I am currently trying to optimize some MIPS assembler that I've written for a program that triangulates a 24x24 matrix. My current goal is to utilize delayed branching and manual loop unrolling to try and cut down on the cycles. Note: I am using 32-bit single precision for all the matrix arithmetic.
Part of the algorithm involves the following loop that I'm trying to unroll (N will always be 24)
...
float inv = 1/A[k][k]
for (j = k + 1; j < N; j++) {
/* divide by pivot element */
A[k][j] = A[k][j] * inv;
}
...
I want
...
float inv = 1/A[k][k]
for (j = k + 1; j < N; j +=2) {
/* divide by pivot element */
A[k][j] = A[k][j] * inv;
A[k][j + 1] = A[k][j + 1] * inv;
}
...
but it generates the incorrect result and I don't know why. The interesting thing is that the version with loop unrolling generates the first row of matrix correctly but the remaining ones incorrect.

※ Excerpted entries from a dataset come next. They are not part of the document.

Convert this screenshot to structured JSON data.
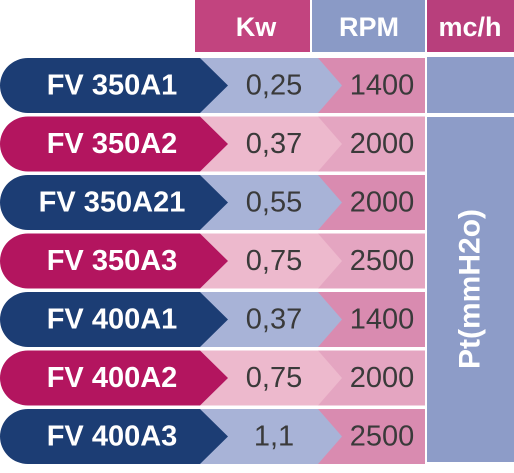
{
  "header": {
    "columns": [
      "Kw",
      "RPM",
      "mc/h"
    ]
  },
  "side_label": "Pt(mmH2o)",
  "table": {
    "rows": [
      [
        "FV 350A1",
        "0,25",
        "1400"
      ],
      [
        "FV 350A2",
        "0,37",
        "2000"
      ],
      [
        "FV 350A21",
        "0,55",
        "2000"
      ],
      [
        "FV 350A3",
        "0,75",
        "2500"
      ],
      [
        "FV 400A1",
        "0,37",
        "1400"
      ],
      [
        "FV 400A2",
        "0,75",
        "2000"
      ],
      [
        "FV 400A3",
        "1,1",
        "2500"
      ]
    ]
  }
}
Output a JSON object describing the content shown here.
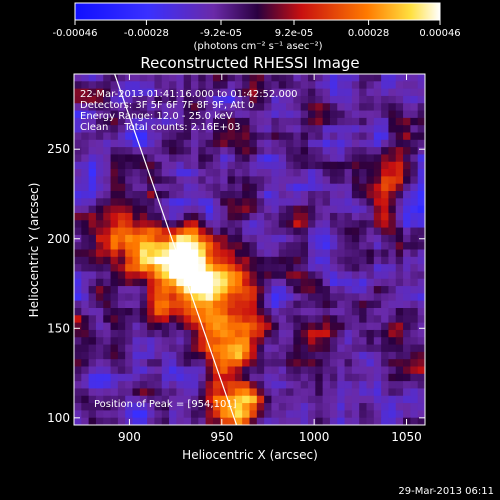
{
  "chart_data": {
    "type": "heatmap",
    "title": "Reconstructed RHESSI Image",
    "xlabel": "Heliocentric X (arcsec)",
    "ylabel": "Heliocentric Y (arcsec)",
    "xlim": [
      870,
      1060
    ],
    "ylim": [
      96,
      292
    ],
    "xticks": [
      900,
      950,
      1000,
      1050
    ],
    "yticks": [
      100,
      150,
      200,
      250
    ],
    "colorbar": {
      "ticks": [
        "-0.00046",
        "-0.00028",
        "-9.2e-05",
        "9.2e-05",
        "0.00028",
        "0.00046"
      ],
      "tick_values": [
        -0.00046,
        -0.00028,
        -9.2e-05,
        9.2e-05,
        0.00028,
        0.00046
      ],
      "range": [
        -0.00046,
        0.00046
      ],
      "unit_label": "(photons cm⁻² s⁻¹ asec⁻²)",
      "colors": [
        "#1010ff",
        "#6a2aa8",
        "#3a0050",
        "#c81010",
        "#ff7a00",
        "#ffffff"
      ]
    },
    "info_lines": [
      "22-Mar-2013 01:41:16.000 to 01:42:52.000",
      "Detectors: 3F 5F 6F 7F 8F 9F, Att 0",
      "Energy Range: 12.0 - 25.0 keV",
      "Clean     Total counts: 2.16E+03"
    ],
    "peak_label": "Position of Peak = [954,101]",
    "peak": [
      954,
      101
    ],
    "limb_line": [
      [
        892,
        292
      ],
      [
        958,
        96
      ]
    ],
    "bright_sources": [
      {
        "x": 940,
        "y": 173,
        "amp": 0.95,
        "sx": 18,
        "sy": 15
      },
      {
        "x": 958,
        "y": 108,
        "amp": 0.9,
        "sx": 10,
        "sy": 9
      },
      {
        "x": 925,
        "y": 192,
        "amp": 0.7,
        "sx": 12,
        "sy": 10
      },
      {
        "x": 955,
        "y": 140,
        "amp": 0.6,
        "sx": 10,
        "sy": 12
      },
      {
        "x": 900,
        "y": 200,
        "amp": 0.5,
        "sx": 12,
        "sy": 12
      },
      {
        "x": 1040,
        "y": 230,
        "amp": 0.45,
        "sx": 8,
        "sy": 18
      },
      {
        "x": 1005,
        "y": 140,
        "amp": 0.35,
        "sx": 8,
        "sy": 8
      }
    ]
  },
  "footer": {
    "timestamp": "29-Mar-2013 06:11"
  }
}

The version without loop unrolling correctly triangulates the matrix.
Here is my attempt at doing it.
...
# No loop unrolling
loop_2:
move $a3, $t2 # column number b = j (getelem A[k][j])
jal getelem # Addr of A[k][j] in $v0 and val in $f0
addiu $t2, $t2, 1 ## j += 2
mul.s $f0, $f0, $f2 # Perform A[k][j] * inv
bltu $t2, 24, loop_2 # if j < N, jump to loop_2
swc1 $f0, 0($v0) ## Perform A[k][j] := A[k][j] * inv
# The matrix triangulates without problem with this original code.
...
...
# One loop unrolling
loop_2:
move $a3, $t2 # column number b = j (getelem A[k][j])
jal getelem # Addr of A[k][j] in $v0 and val in $f0
addiu $t2, $t2, 2 ## j += 2
lwc1 $f1, 4($v0) # $f1 <- A[k][j + 1]
mul.s $f0, $f0, $f2 # Perform A[k][j] * inv
mul.s $f1, $f1, $f2 # Perform A[k][j+1] * inv
swc1 $f0, 0($v0) # Perform A[k][j] := A[k][j] * inv
bltu $t2, 24, loop_2 # if j < N, jump to loop_2
swc1 $f1, 4($v0) ## Perform A[k][j + 1] := A[k][j + 1] * inv
# The first row in the resulting matrix is correct, but the remaining ones not when using this once unrolled loop code.
...